I spent Thursday and Friday in MA visiting with Dad, filling in the nursing home's social worker on his drinking, home situation, mobility, and helping Dad sort through some bills that urgently needed paying (and seeing first hand the disarray his finances are in). I also spoke often with various relatives and friends. Everyone is holding up hope that the stepmonster's death will be the pivitol event to help dad turn around his drinking, improve his health, get his knee replacement, regain his mobility. I feel like Cassandra.
Dad asked the housekeeper (who told me) to hide his booze so I wouldn't throw it away. When I asked directly about his intentions of staying sober, he said he wasn't going to stop drinking. When I pursued it, he said that his doctor would like him to drink less, to not drink every day. I got no indication that Dad was willing to cut back even that much. I found receipts from the local liquor store that indicated deliveries of 1.75 L bottles of gin about once a week, in his and hers brands. His wife is dead and he's not hit bottom yet.
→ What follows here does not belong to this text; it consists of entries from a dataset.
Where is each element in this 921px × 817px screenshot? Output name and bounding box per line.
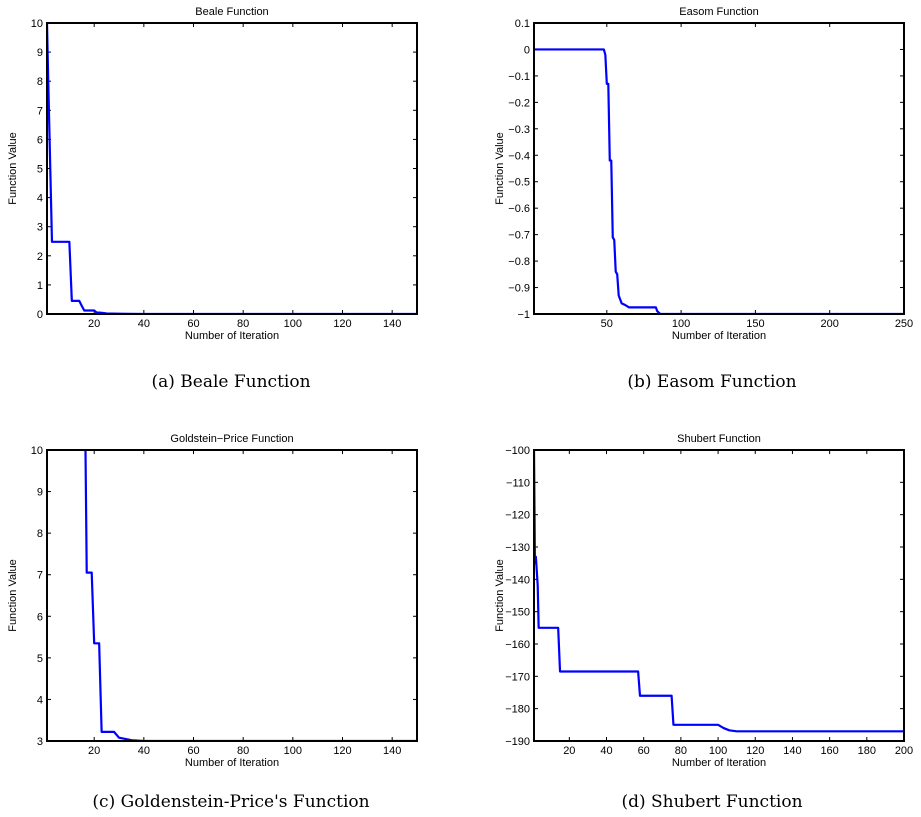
x-tick-label-c-3: 80 bbox=[237, 745, 249, 757]
x-tick-label-d-8: 180 bbox=[858, 745, 876, 757]
x-tick-label-d-9: 200 bbox=[895, 745, 913, 757]
y-tick-label-c-6: 9 bbox=[37, 487, 43, 499]
caption-c: (c) Goldenstein-Price's Function bbox=[92, 792, 370, 812]
y-tick-label-b-2: −0.1 bbox=[508, 71, 530, 83]
caption-b: (b) Easom Function bbox=[627, 372, 797, 392]
y-tick-label-b-1: 0 bbox=[524, 44, 530, 56]
y-axis-label-d: Function Value bbox=[494, 559, 506, 632]
series-line-c bbox=[84, 450, 417, 741]
x-tick-label-d-4: 100 bbox=[709, 745, 727, 757]
chart-d: Shubert Function 20 40 60 80 100 120 140 160 180 2… bbox=[494, 433, 913, 769]
x-tick-label-a-6: 140 bbox=[383, 318, 401, 330]
y-tick-label-c-2: 5 bbox=[37, 653, 43, 665]
chart-title-a: Beale Function bbox=[195, 6, 268, 18]
x-tick-label-c-4: 100 bbox=[284, 745, 302, 757]
x-tick-label-c-2: 60 bbox=[187, 745, 199, 757]
x-tick-label-a-3: 80 bbox=[237, 318, 249, 330]
y-tick-label-a-10: 10 bbox=[31, 18, 43, 30]
x-tick-label-c-5: 120 bbox=[333, 745, 351, 757]
y-axis-label-c: Function Value bbox=[7, 559, 19, 632]
y-tick-label-d-3: −130 bbox=[505, 542, 530, 554]
x-axis-label-d: Number of Iteration bbox=[672, 757, 766, 769]
y-axis-label-b: Function Value bbox=[494, 132, 506, 205]
x-axis-label-c: Number of Iteration bbox=[185, 757, 279, 769]
x-axis-label-a: Number of Iteration bbox=[185, 330, 279, 342]
y-tick-label-b-3: −0.2 bbox=[508, 97, 530, 109]
y-tick-label-b-9: −0.8 bbox=[508, 256, 530, 268]
x-tick-label-d-2: 60 bbox=[638, 745, 650, 757]
chart-b: Easom Function 50 100 150 200 250 0.1 0 −0.1 −0.2… bbox=[494, 6, 913, 342]
x-tick-label-d-5: 120 bbox=[746, 745, 764, 757]
y-tick-label-d-0: −100 bbox=[505, 445, 530, 457]
y-tick-label-d-1: −110 bbox=[506, 477, 530, 489]
chart-a: Beale Function 20 40 60 80 100 120 140 0 1 2 3 4 5 6 7 8… bbox=[7, 6, 418, 342]
y-tick-label-d-5: −150 bbox=[505, 607, 530, 619]
chart-c: Goldstein−Price Function 20 40 60 80 100 120 14… bbox=[7, 433, 418, 769]
x-tick-label-a-1: 40 bbox=[138, 318, 150, 330]
x-tick-label-b-0: 50 bbox=[601, 318, 613, 330]
x-tick-label-b-3: 200 bbox=[821, 318, 839, 330]
x-tick-label-b-2: 150 bbox=[746, 318, 764, 330]
y-tick-label-d-9: −190 bbox=[505, 736, 530, 748]
chart-title-b: Easom Function bbox=[679, 6, 758, 18]
chart-title-d: Shubert Function bbox=[677, 433, 761, 445]
y-tick-label-b-0: 0.1 bbox=[515, 18, 530, 30]
y-tick-label-d-8: −180 bbox=[505, 704, 530, 716]
x-tick-label-c-0: 20 bbox=[88, 745, 100, 757]
y-tick-label-d-7: −170 bbox=[505, 671, 530, 683]
x-tick-label-b-1: 100 bbox=[672, 318, 690, 330]
y-tick-label-a-9: 9 bbox=[37, 47, 43, 59]
x-axis-label-b: Number of Iteration bbox=[672, 330, 766, 342]
y-tick-label-c-4: 7 bbox=[37, 570, 43, 582]
y-tick-label-a-7: 7 bbox=[37, 105, 43, 117]
y-tick-label-b-10: −0.9 bbox=[508, 283, 530, 295]
y-tick-label-a-0: 0 bbox=[37, 309, 43, 321]
x-tick-label-a-2: 60 bbox=[187, 318, 199, 330]
x-tick-label-c-6: 140 bbox=[383, 745, 401, 757]
y-tick-label-a-1: 1 bbox=[37, 280, 43, 292]
y-tick-label-b-7: −0.6 bbox=[508, 203, 530, 215]
x-tick-label-d-3: 80 bbox=[675, 745, 687, 757]
chart-title-c: Goldstein−Price Function bbox=[170, 433, 293, 445]
x-tick-label-d-0: 20 bbox=[563, 745, 575, 757]
y-tick-label-c-0: 3 bbox=[37, 736, 43, 748]
x-tick-label-a-5: 120 bbox=[333, 318, 351, 330]
y-tick-label-a-6: 6 bbox=[37, 134, 43, 146]
axes-box-b bbox=[533, 22, 905, 315]
y-tick-label-c-7: 10 bbox=[31, 445, 43, 457]
y-tick-label-c-1: 4 bbox=[37, 694, 43, 706]
axes-box-a bbox=[46, 22, 418, 315]
series-line-a bbox=[47, 23, 417, 314]
axes-box-c bbox=[46, 449, 418, 742]
y-tick-label-a-4: 4 bbox=[37, 193, 43, 205]
x-tick-label-d-1: 40 bbox=[600, 745, 612, 757]
x-tick-label-c-1: 40 bbox=[138, 745, 150, 757]
y-tick-label-a-8: 8 bbox=[37, 76, 43, 88]
y-tick-label-a-3: 3 bbox=[37, 222, 43, 234]
y-tick-label-c-5: 8 bbox=[37, 528, 43, 540]
series-line-b bbox=[534, 48, 904, 314]
caption-d: (d) Shubert Function bbox=[621, 792, 803, 812]
y-tick-label-a-5: 5 bbox=[37, 164, 43, 176]
y-tick-label-b-6: −0.5 bbox=[508, 177, 530, 189]
y-tick-label-c-3: 6 bbox=[37, 611, 43, 623]
series-line-d bbox=[534, 450, 904, 733]
y-tick-label-d-6: −160 bbox=[505, 639, 530, 651]
y-tick-label-d-2: −120 bbox=[505, 510, 530, 522]
axes-box-d bbox=[533, 449, 905, 742]
y-axis-label-a: Function Value bbox=[7, 132, 19, 205]
x-tick-label-a-4: 100 bbox=[284, 318, 302, 330]
y-tick-label-b-8: −0.7 bbox=[508, 230, 530, 242]
y-tick-label-b-5: −0.4 bbox=[508, 150, 530, 162]
y-tick-label-d-4: −140 bbox=[505, 574, 530, 586]
y-tick-label-a-2: 2 bbox=[37, 251, 43, 263]
x-tick-label-b-4: 250 bbox=[895, 318, 913, 330]
x-tick-label-d-7: 160 bbox=[820, 745, 838, 757]
x-tick-label-a-0: 20 bbox=[88, 318, 100, 330]
caption-a: (a) Beale Function bbox=[151, 372, 311, 392]
x-tick-label-d-6: 140 bbox=[783, 745, 801, 757]
y-tick-label-b-4: −0.3 bbox=[508, 124, 530, 136]
y-tick-label-b-11: −1 bbox=[517, 309, 530, 321]
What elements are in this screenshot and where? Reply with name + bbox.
I'm furious, I'm upset, I'm exhausted. I'm shuttling between feeling like I'm neglecting my father, anger at having to deal with all of this, anger at myself for my own financial shortcomings in the face of his financial disarray, self pity for all that has gone before and is yet to come, and resentment that people I neither felt wanted by or safe with (who should have been sources of both) somehow need me to treat them with compassion. And yet, I also get the feeling that Dad wants nothing more from me than to be left alone with his gin.
Fortunately, I was able to take a few days break in New Haven and let Bytchearse glue me back together.
Services and interment for the stepmonster will occur at some point in the spring. As odd as it sounds, their tiny town needs to wait until spring to dig a hole in the ground.
Dad will indeed be strong enough to go back home by the middle of next week. Grief-wise, he's clearly still in denial. I expect it will hit him when he goes home. With the housekeeper stopping in daily, visiting health care aides to continue PT and change the dressings on his legs, meals on wheels, the chair lift, and someone to drive him when he needs to get around his environment is considered acceptable. I expect we'll be rinsing and repeating the drinking-hospital-rehab-home cycle several more times this year.
I'm limiting the amount of time I spend dealing with this per day, and I think I've used up today's allowance.